目的:本研究旨在评估三种多模态大语言模型(llm)在放射图像解释中的诊断准确性,并评估快速工程策略和输入条件的影响。方法:对韩国超声医学学会的67例放射学试题进行分析。三个多模式llm (Claude 3.5 Sonnet, gpt - 40和Gemini-1.5-Pro-002)使用六种类型的提示(基本[无系统提示],原始[特定指令],思维链,反思,多代理和人工智能[AI]生成)进行评估。通过多种因素评估,包括肿瘤与非肿瘤状态、病例罕见度、难度和知识截止日期。亚组分析比较了仅成像输入和联合成像-描述文本输入之间的诊断准确性。结果:仅使用成像输入时,Claude 3.5 Sonnet的总体准确率最高(46.3%,186/402),其次是gpt - 40(43.5%, 175/402)和gemini -1.5 pro -002(39.8%, 160/402)。人工智能生成的提示在所有三种模型中都产生了更高的综合准确性,比基本提示(5.5%,P=0.035)、思维链提示(4.0%,P=0.169)和多智能体提示(3.5%,P=0.248)都有改进。描述性文本的整合显著提高了Claude 3.5 Sonnet的诊断准确率(46.3%至66.2%)。结论:Claude 3.5 Sonnet在放射测验病例中的诊断准确率最高,其次是gpt - 40和Gemini-1.5-Pro-002。使用人工智能生成的提示和描述性文本输入的集成增强了模型的性能。

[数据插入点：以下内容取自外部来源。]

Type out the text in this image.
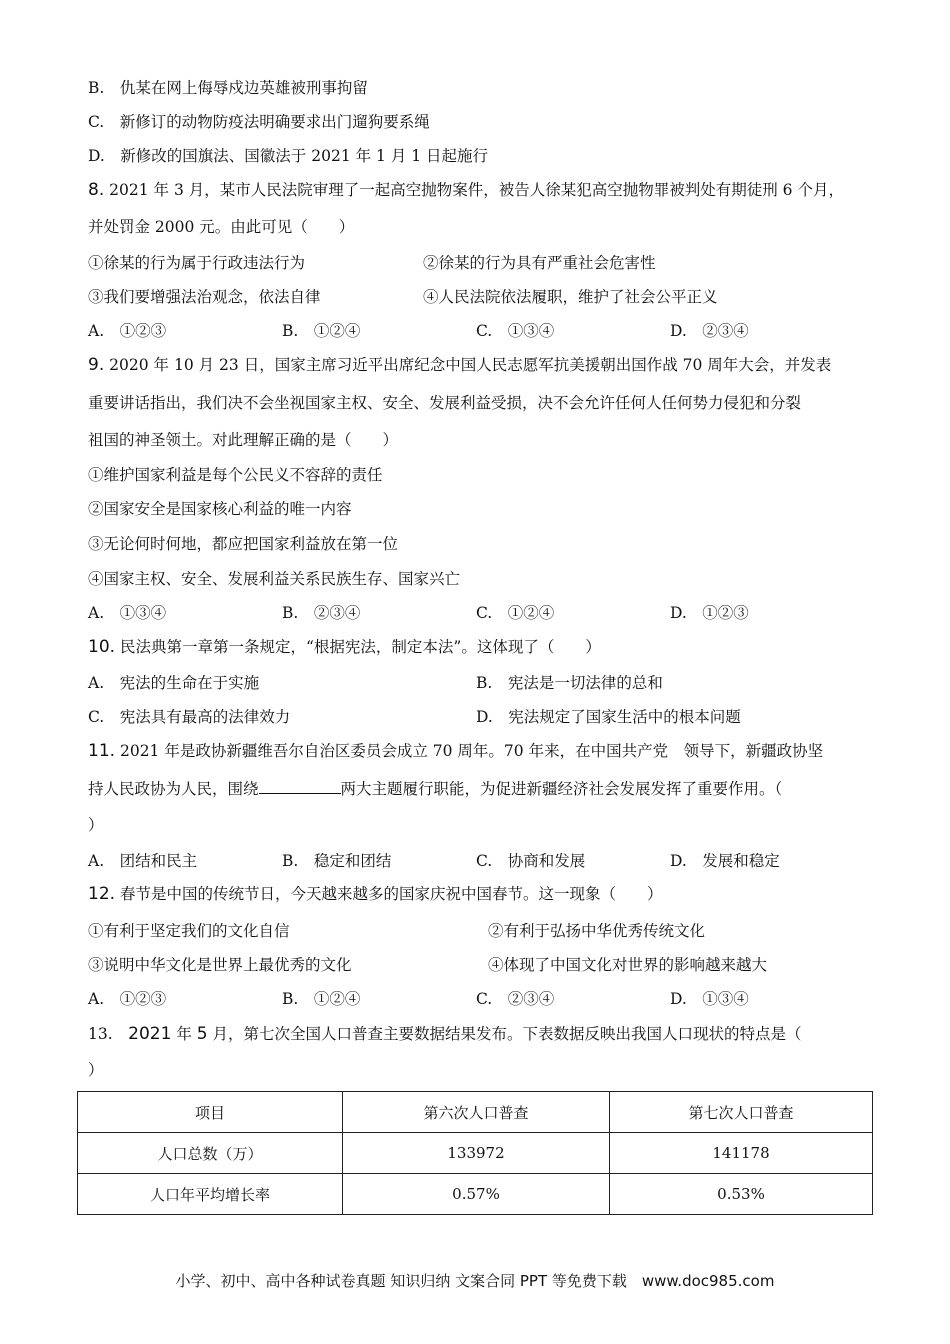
B.　仇某在网上侮辱戍边英雄被刑事拘留
C.　新修订的动物防疫法明确要求出门遛狗要系绳
D.　新修改的国旗法、国徽法于 2021 年 1 月 1 日起施行
8. 2021 年 3 月，某市人民法院审理了一起高空抛物案件，被告人徐某犯高空抛物罪被判处有期徒刑 6 个月，
并处罚金 2000 元。由此可见（　　）
①徐某的行为属于行政违法行为	②徐某的行为具有严重社会危害性
③我们要增强法治观念，依法自律	④人民法院依法履职，维护了社会公平正义
A.　①②③	B.　①②④	C.　①③④	D.　②③④
9. 2020 年 10 月 23 日，国家主席习近平出席纪念中国人民志愿军抗美援朝出国作战 70 周年大会，并发表
重要讲话指出，我们决不会坐视国家主权、安全、发展利益受损，决不会允许任何人任何势力侵犯和分裂
祖国的神圣领土。对此理解正确的是（　　）
①维护国家利益是每个公民义不容辞的责任
②国家安全是国家核心利益的唯一内容
③无论何时何地，都应把国家利益放在第一位
④国家主权、安全、发展利益关系民族生存、国家兴亡
A.　①③④	B.　②③④	C.　①②④	D.　①②③
10. 民法典第一章第一条规定，“根据宪法，制定本法”。这体现了（　　）
A.　宪法的生命在于实施	B.　宪法是一切法律的总和
C.　宪法具有最高的法律效力	D.　宪法规定了国家生活中的根本问题
11. 2021 年是政协新疆维吾尔自治区委员会成立 70 周年。70 年来，在中国共产党　领导下，新疆政协坚
持人民政协为人民，围绕	两大主题履行职能，为促进新疆经济社会发展发挥了重要作用。（
）
A.　团结和民主	B.　稳定和团结	C.　协商和发展	D.　发展和稳定
12. 春节是中国的传统节日，今天越来越多的国家庆祝中国春节。这一现象（　　）
①有利于坚定我们的文化自信	②有利于弘扬中华优秀传统文化
③说明中华文化是世界上最优秀的文化	④体现了中国文化对世界的影响越来越大
A.　①②③	B.　①②④	C.　②③④	D.　①③④
13.　2021 年 5 月，第七次全国人口普查主要数据结果发布。下表数据反映出我国人口现状的特点是（
）
项目	第六次人口普查	第七次人口普查
人口总数（万）	133972	141178
人口年平均增长率	0.57%	0.53%
小学、初中、高中各种试卷真题 知识归纳 文案合同 PPT 等免费下载　www.doc985.com
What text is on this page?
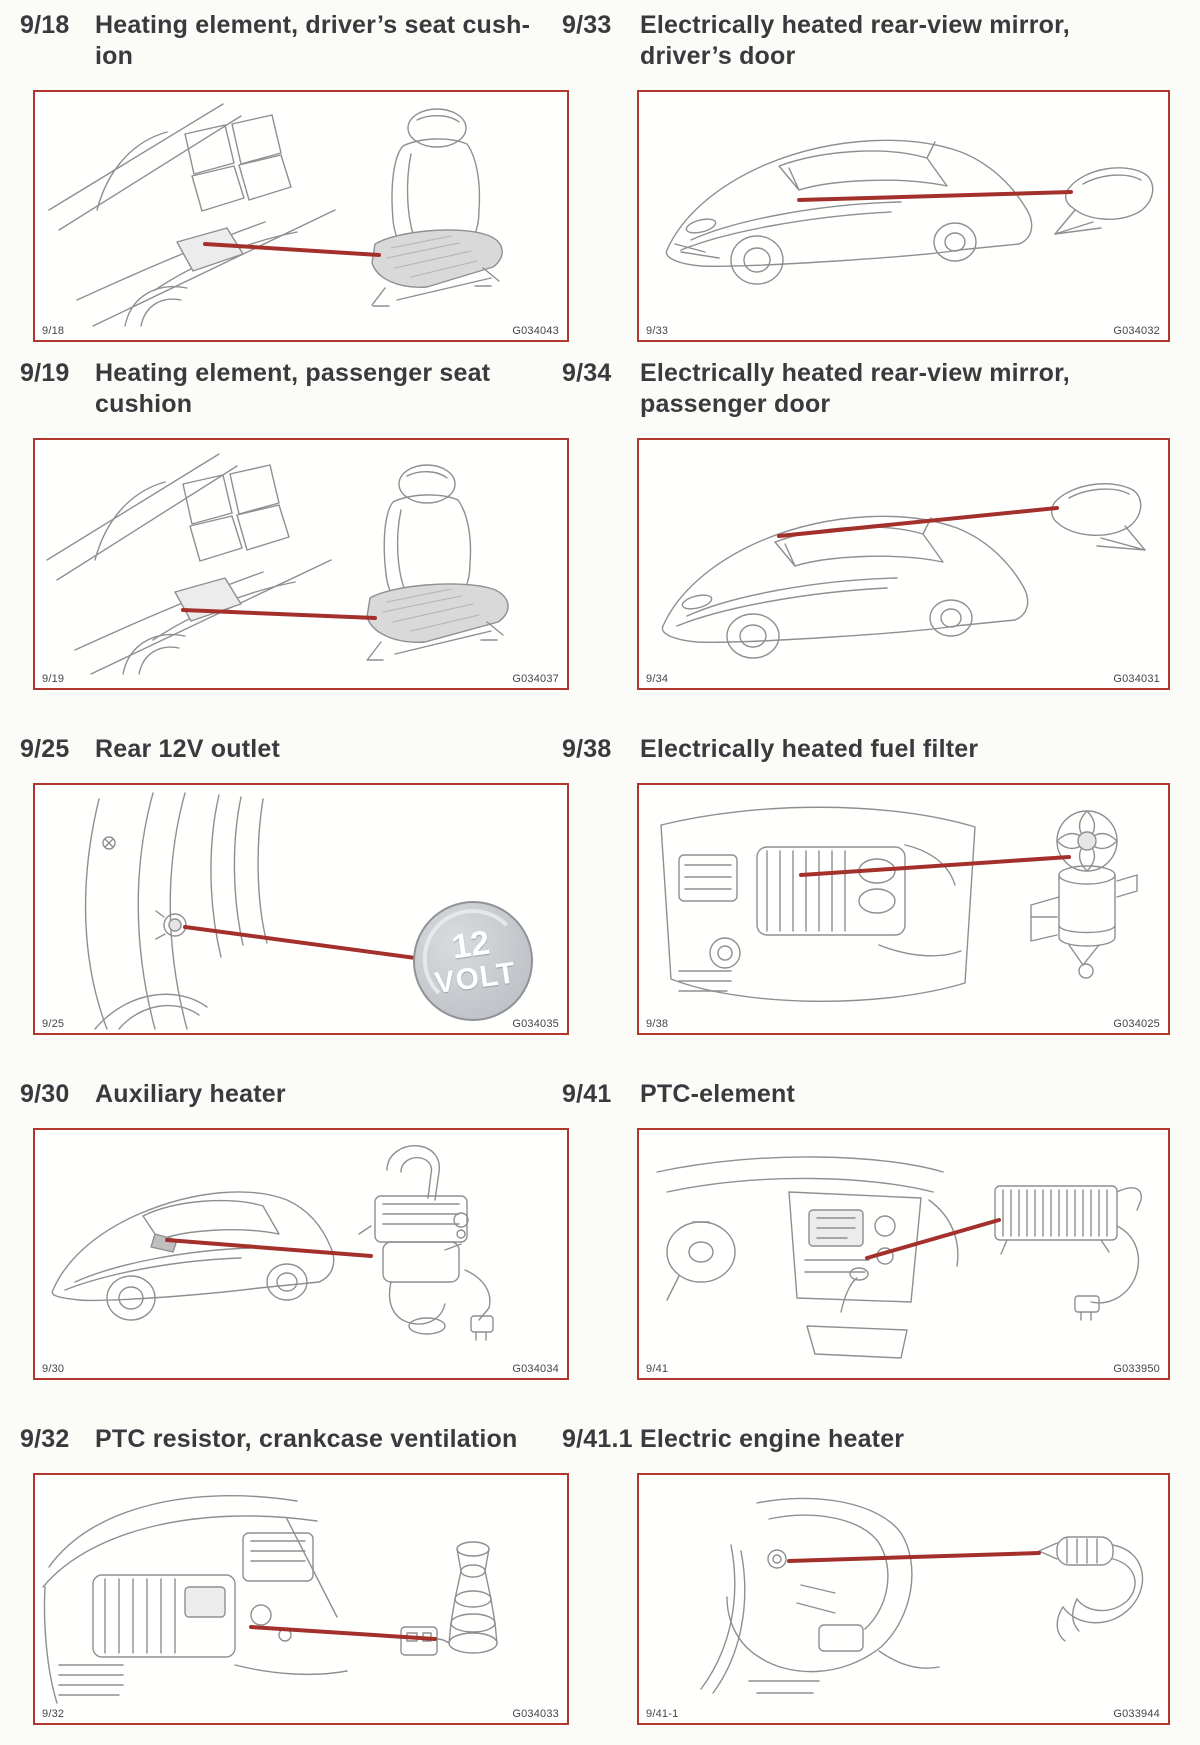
9/18	Heating element, driver’s seat cush-
ion
9/18	G034043
9/19	Heating element, passenger seat
cushion
9/19	G034037
9/25	Rear 12V outlet
12
VOLT
9/25	G034035
9/30	Auxiliary heater
9/30	G034034
9/32	PTC resistor, crankcase ventilation
9/32	G034033
9/33	Electrically heated rear-view mirror,
driver’s door
9/33	G034032
9/34	Electrically heated rear-view mirror,
passenger door
9/34	G034031
9/38	Electrically heated fuel filter
9/38	G034025
9/41	PTC-element
9/41	G033950
9/41.1 Electric engine heater
9/41-1	G033944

本文章由计算机程序翻译,如有差异,请以英文原文为准。
Diagnostic performance of multimodal large language models in radiological quiz cases: the effects of prompt engineering and input conditions.

Purpose: This study aimed to evaluate the diagnostic accuracy of three multimodal large language models (LLMs) in radiological image interpretation and to assess the impact of prompt engineering strategies and input conditions.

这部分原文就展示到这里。